The Conservatives are understood to be considering an election pledge not to increase the total tax take - as a proportion of the economy - but are poised to abandon David Cameron's commitment not to increase income tax and national insurance.

Philip Hammond was recently forced to abandon plans to increase National Insurance for the self-employed as it risked breaking the 2015 Tory election manifesto, but a rewritten tax pledge would allow such a rise.

The Prime Minister has repeatedly refused to speak about her tax plans in detail since launching the election campaign last month but yesterday ruled out any rise in VAT. She refused to give a similar pledge on income taxes.

Mrs May pledged to target tax cuts at "working families" and may also introduce new tax breaks for those saving to cover the cost of social-care.

In an interview with ITV’s Peston on Sunday programme, she said: "“We have no plans to raise the level of tax. In relation to specific taxes, we won't be increasing VAT.”

She used a similar form of words in another television interview in which she said: "“We have absolutely no plans to increase the level of tax but I'm also very clear that we don't want to make specific proposals on taxes unless I'm absolutely sure that I can deliver on those.

“But it would be my intention as a Conservative government and as a Conservative prime minister to reduce the taxes on working families. And if you’ve got strong and stable leadership that's absolutely what you can do.”
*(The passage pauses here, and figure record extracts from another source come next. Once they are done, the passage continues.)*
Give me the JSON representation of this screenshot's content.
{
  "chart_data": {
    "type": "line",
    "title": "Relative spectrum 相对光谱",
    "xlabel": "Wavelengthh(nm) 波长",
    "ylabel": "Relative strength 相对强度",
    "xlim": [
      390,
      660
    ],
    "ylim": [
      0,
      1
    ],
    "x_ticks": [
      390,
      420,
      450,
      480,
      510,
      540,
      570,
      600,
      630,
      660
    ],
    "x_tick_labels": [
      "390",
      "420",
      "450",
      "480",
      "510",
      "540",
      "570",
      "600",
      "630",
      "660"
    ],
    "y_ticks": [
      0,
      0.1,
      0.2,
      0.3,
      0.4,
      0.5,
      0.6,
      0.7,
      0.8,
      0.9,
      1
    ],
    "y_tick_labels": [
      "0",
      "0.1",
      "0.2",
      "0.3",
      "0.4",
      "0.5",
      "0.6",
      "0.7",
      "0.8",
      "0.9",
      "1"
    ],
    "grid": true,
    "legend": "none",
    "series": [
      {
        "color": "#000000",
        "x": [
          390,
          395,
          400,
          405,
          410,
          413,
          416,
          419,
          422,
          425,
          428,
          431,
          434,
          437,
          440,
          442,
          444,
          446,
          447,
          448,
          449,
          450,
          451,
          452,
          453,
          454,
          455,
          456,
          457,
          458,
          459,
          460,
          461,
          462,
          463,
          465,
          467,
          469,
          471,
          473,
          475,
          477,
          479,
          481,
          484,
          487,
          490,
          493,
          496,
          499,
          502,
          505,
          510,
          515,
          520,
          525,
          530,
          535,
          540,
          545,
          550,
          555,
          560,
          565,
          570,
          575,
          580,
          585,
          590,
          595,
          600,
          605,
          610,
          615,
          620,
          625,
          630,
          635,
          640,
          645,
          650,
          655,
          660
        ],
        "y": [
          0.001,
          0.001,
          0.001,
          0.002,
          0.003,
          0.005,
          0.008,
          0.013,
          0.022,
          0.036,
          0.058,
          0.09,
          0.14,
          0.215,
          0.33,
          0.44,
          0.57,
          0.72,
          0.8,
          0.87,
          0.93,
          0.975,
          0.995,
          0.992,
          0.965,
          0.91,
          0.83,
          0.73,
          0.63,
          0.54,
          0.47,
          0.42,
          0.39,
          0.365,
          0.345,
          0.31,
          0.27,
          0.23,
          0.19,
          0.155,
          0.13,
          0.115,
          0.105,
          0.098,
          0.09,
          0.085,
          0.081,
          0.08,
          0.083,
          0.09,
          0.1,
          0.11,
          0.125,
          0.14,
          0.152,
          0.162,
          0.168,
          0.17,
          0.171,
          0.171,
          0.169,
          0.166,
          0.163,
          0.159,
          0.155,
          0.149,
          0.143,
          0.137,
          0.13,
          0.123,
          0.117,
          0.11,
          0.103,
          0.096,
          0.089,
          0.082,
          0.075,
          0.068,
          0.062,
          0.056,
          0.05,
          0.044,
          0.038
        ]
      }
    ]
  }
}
There was speculation - which was strongly denied by Mrs May's aides - that capital gains tax might be levied on sales of main homes worth over £5million.

Theresa May on the Andrew Marr Show
May said she intends to cut taxes "on working families" Credit: BBC/Andrew Marr Show

State pensions would also continue to rise over the next five years but there was no commitment to maintain the triple lock which ensures the state pension increases in line with wages, inflation or by 2.5 per cent - whichever is the highest, she said.

She said: “Under a Conservative government the state pension will still go up every year of the next parliament. Exactly how we calculate that increase will be for the manifesto, and as I have just said you will have to wait for the manifesto to see what’s in it.”

Theresa May
Theresa May

Mark Littlewood, director general of the Thatcherite thinktank the Institute for Economic Affairs, said Mrs May’s “wording suggests that taxes will probably go up if she is re-elected”.

He  said: “Claiming to have no plans to raise taxes is standard politicians' code for increasing tax due to supposedly unforeseen future circumstances.

“She may be justified in not to making ultra-specific pledges on individual taxes, although she has done so with VAT.”

The Government’s tax take as a proportion of national income was the same in 2015 – 32.5 per cent – as it was when the Conservatives first came to power in 2010.

Mr Littlewood added: “There is no reason why she could not commit to the total tax burden falling as a percentage of overall national income if the economy continues to grow.”

Dia Chakravarty, political director at the TaxPayers' Alliance, added: “It is deeply concerning that Mrs May is not ruling out the possibility of tax rises on an already highly taxed population. 

“A promise to cap tax burden at 35 per cent of GDP from Mrs May would signal an intention to reduce the burden while allowing the flexibility on the profile of the tax take.”